A ação inicia-se com a jornada de regresso da personagem de Simão Neto à aldeia miserável de Nadepiori, um recanto agreste e ventoso do Alentejo. Enquanto Simão tenta regressar à sua aldeia sem perder a mercadoria de azeitonas recém-apanhadas que transporta, é atacado por uma matilha de cães selvagens a que sobrevive graças à intervenção de um estrangeiro misterioso que se faz acompanhar por um arpão – um homem do mar regressado à terra.

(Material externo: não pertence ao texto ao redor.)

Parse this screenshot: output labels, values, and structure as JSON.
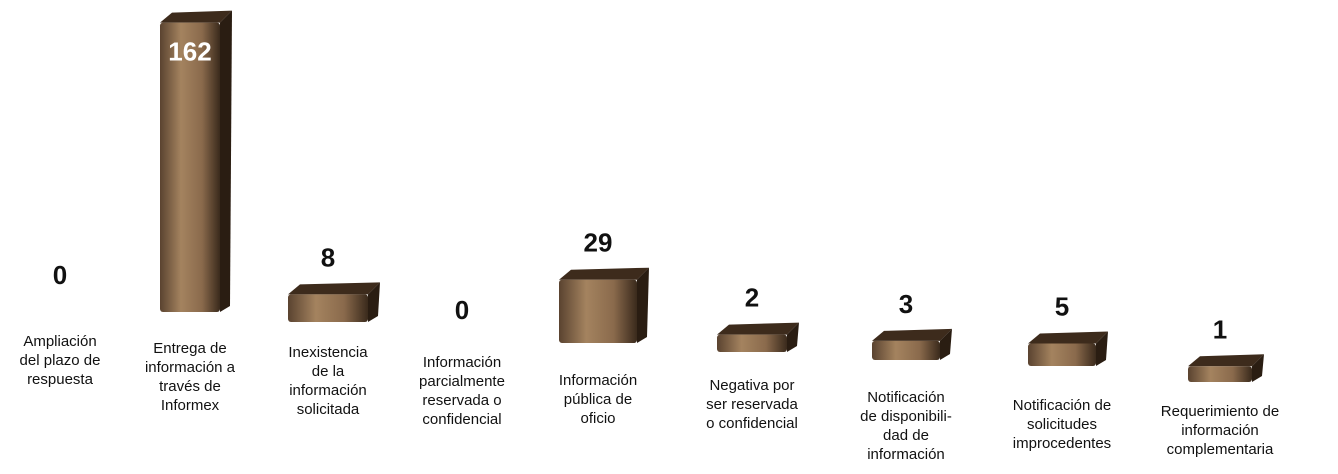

Constantino, o sétimo filho de sete irmãos, regressava à sua terra natal depois de sete anos de exílio, determinado a aplicar justiça pelas próprias mãos.

Através de uma narrativa sinuosa, Ana Margarida de Carvalho cede-nos o lugar do observador da vida no interior do Alentejo em pleno Estado Novo, inserindo-nos numa teia de histórias de vida cujos desfechos não foram aqueles que eram esperados, e cuja base é a luta pela vida numa aldeia em que se vive à força, à mercê da liderança impiedosa do povo vizinho.

“porque só um humano entende tanta desumanidade”

O gesto que fazemos para proteger a cabeça é um livro complexo, com seis capítulos e seis pontos finais, sugerindo uma autêntica caminhada, a infinidade laboriosa de um carreiro de formigas, “encarrilhadas umas nas outras, sem parar, como as linhas de um livro”.

Não gostei tanto deste romance como do Que importa a fúria do mar, da mesma autora, uma vez que a sua ação é menos relevante para o seu valor do que a forma como a autora escolhe construir a narrativa – um puzzle de informações, por vezes quase veladas, que me fizeram precisar de o ler duas vezes.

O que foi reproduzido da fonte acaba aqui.